Citigroup Ups Cablevision To ‘Buy’ From ‘Sell’
Analyst Says FiOS Fears Have Proven Unfounded; Pali Ups Cablevision, Too
By Kent Gibbons -- Multichannel News, 8/1/2008 7:34:00 AM
Citigroup changed course on its Cablevision stock rating, to “buy” from “sell,” saying the New York-centric cable company has shown it can outperform expectations even in the face of widespread competition from Verizon’s FiOS TV and Internet offerings.
“In effect, our FiOS-centric thesis was wrong,” analyst Jason Bazinet wrote in a note Friday morning, the day after Cablevision released second-quarter operating numbers. “Cablevision’s performance has been much better than we ever imagined. Truth is, Cablevision’s operational and financial results that have been so robust, we can’t even tell FiOS is competing within Cablevision’s footprint.”
Citigroup upped its price target to $29 from $23. Cablevision zoomed past the $23 figure on Thursday: it closed at $24.28, up $3.03 or 14.2%, according to NASDAQ.
Pali Capital analyst Rich Greenfield also upgraded Cablevision (CVC) to “buy,” from “neutral,” with a $32 price target.
Citigroup’s Bazinet – who put a “sell” rating on Cablevision in October 2007 – also said that, essentially, Cablevision would be priced higher today had it not been for a "buying spree” (acquiring Sundance Channel and the newspaper Newsday) and plans to spend material sums on a Madison Square Garden renovation and a WiFi network. “As such, over the last few months, equity holders were faced with a mixed bag of great news (the fundamentals) and bad news (M&A and capex).”

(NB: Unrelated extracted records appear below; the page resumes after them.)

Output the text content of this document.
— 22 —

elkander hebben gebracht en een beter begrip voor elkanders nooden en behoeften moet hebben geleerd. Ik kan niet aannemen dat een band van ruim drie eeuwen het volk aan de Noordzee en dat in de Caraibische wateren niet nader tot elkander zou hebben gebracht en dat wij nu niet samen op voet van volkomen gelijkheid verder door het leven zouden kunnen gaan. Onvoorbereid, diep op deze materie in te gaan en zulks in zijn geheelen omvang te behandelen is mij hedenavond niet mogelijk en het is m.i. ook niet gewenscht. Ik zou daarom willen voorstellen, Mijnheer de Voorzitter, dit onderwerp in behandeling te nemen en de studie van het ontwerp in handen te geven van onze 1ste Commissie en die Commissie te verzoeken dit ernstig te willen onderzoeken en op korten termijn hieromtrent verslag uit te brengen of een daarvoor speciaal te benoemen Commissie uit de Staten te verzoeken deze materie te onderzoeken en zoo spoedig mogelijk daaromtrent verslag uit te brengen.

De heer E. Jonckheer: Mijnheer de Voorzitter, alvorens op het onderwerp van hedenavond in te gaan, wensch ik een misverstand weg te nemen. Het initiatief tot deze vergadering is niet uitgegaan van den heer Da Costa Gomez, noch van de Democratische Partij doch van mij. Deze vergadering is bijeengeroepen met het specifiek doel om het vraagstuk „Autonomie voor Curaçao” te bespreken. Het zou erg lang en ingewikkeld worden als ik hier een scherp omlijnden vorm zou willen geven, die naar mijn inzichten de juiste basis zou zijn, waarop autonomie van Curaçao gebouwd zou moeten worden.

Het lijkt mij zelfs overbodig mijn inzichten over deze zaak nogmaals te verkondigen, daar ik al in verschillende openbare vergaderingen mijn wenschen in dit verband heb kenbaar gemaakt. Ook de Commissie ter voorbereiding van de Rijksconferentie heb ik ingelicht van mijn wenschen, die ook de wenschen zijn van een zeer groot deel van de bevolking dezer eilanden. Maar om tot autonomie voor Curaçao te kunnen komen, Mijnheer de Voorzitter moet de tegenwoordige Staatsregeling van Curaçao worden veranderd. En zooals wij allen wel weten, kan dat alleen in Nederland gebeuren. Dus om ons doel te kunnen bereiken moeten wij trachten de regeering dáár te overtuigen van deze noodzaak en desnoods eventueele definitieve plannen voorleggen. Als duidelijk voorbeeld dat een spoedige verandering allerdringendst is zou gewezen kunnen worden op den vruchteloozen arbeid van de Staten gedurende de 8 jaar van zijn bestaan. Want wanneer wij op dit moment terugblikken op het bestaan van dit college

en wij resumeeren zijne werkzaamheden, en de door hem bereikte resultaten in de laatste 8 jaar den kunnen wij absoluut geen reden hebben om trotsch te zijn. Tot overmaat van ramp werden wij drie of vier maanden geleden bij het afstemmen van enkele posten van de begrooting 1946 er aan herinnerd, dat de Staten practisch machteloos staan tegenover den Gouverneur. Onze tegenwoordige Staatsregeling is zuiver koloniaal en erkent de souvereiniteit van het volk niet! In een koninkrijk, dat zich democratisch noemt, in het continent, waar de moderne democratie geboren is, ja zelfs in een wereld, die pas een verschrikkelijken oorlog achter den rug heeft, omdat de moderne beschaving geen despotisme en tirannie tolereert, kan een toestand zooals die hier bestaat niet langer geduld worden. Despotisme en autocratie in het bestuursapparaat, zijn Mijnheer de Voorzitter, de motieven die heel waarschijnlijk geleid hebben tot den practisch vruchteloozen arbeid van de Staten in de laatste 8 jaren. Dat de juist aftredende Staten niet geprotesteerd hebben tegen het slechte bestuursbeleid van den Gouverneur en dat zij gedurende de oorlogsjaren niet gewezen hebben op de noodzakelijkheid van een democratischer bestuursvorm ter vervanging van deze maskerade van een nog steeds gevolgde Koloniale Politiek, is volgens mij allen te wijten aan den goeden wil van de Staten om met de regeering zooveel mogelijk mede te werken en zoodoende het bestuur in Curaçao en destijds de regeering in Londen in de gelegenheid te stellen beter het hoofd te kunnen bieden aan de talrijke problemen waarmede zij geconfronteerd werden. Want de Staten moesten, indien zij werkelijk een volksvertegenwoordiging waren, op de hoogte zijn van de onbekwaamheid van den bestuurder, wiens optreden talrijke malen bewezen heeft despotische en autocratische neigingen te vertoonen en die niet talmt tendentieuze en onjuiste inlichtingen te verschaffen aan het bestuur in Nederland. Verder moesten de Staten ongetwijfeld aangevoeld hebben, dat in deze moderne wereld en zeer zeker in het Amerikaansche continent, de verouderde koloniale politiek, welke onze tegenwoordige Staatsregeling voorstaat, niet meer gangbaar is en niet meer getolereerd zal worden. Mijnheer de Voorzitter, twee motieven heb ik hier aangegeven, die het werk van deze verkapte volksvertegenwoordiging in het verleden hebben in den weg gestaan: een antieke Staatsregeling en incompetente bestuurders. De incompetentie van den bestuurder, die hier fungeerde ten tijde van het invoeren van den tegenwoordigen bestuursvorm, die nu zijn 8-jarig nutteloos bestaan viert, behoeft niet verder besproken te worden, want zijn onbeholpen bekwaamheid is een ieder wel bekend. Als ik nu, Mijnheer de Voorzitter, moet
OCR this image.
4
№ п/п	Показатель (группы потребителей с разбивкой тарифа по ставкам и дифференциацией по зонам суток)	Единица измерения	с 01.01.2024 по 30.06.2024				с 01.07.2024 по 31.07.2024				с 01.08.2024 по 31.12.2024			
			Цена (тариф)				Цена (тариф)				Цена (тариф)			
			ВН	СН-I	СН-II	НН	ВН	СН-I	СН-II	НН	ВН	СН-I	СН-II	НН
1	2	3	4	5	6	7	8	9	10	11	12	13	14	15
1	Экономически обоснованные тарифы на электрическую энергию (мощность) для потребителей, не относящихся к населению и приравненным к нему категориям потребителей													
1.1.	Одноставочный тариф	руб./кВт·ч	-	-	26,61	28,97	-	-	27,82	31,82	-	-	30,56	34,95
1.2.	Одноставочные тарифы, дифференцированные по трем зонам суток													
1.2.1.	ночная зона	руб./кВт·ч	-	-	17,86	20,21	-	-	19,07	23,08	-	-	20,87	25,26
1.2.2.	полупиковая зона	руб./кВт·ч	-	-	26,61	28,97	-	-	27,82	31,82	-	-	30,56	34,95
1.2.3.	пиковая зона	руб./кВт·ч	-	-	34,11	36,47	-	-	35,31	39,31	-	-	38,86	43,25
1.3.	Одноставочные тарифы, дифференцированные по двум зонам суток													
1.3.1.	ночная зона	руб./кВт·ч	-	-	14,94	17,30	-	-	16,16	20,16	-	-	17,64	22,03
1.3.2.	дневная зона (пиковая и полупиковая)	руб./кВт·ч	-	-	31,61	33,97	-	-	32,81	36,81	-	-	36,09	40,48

Pali’s Greenfield, cited past concerns with Cablevision’s buying or attempting to buy “several non-core assets (outside the cable biz) at what we viewed as premium valuations,” particularly Newsday. He said in a note Friday that the company’s recent acquisition streak ran in stark contrast to the prior two years, in which the Dolan family sought to take the company private at higher and higher levels. It tried to take Cablevision private for $36.26 last October, and was rebuffed.
After that failure, Greenfield said, “the Dolans appeared to turn almost hostile toward investors, with management refusing to speak at investor conferences, shunning investor meetings and they decided to stop issuing any form of financial guidance.
“Now in a dramatic shift, the Dolans appear to care about investors again,” Greenfield wrote in the Friday note.
CEO James Dolan said on an analyst call Webcast Thursday the company would be more outgoing at investor conferences and was focused on raising the stock price, or as he said closing a valuation gap. Greenfield interpreted that as saying Jim Dolan and his father, chairman Charles Dolan, are no longer interested in making major acquisitions.
Greenfield said trying to take the company private again could be an unrealistic option, given current credit markets. But other avenues the Dolans could explore include making substantial share repurchases and spinning off or selling the Rainbow programming assets.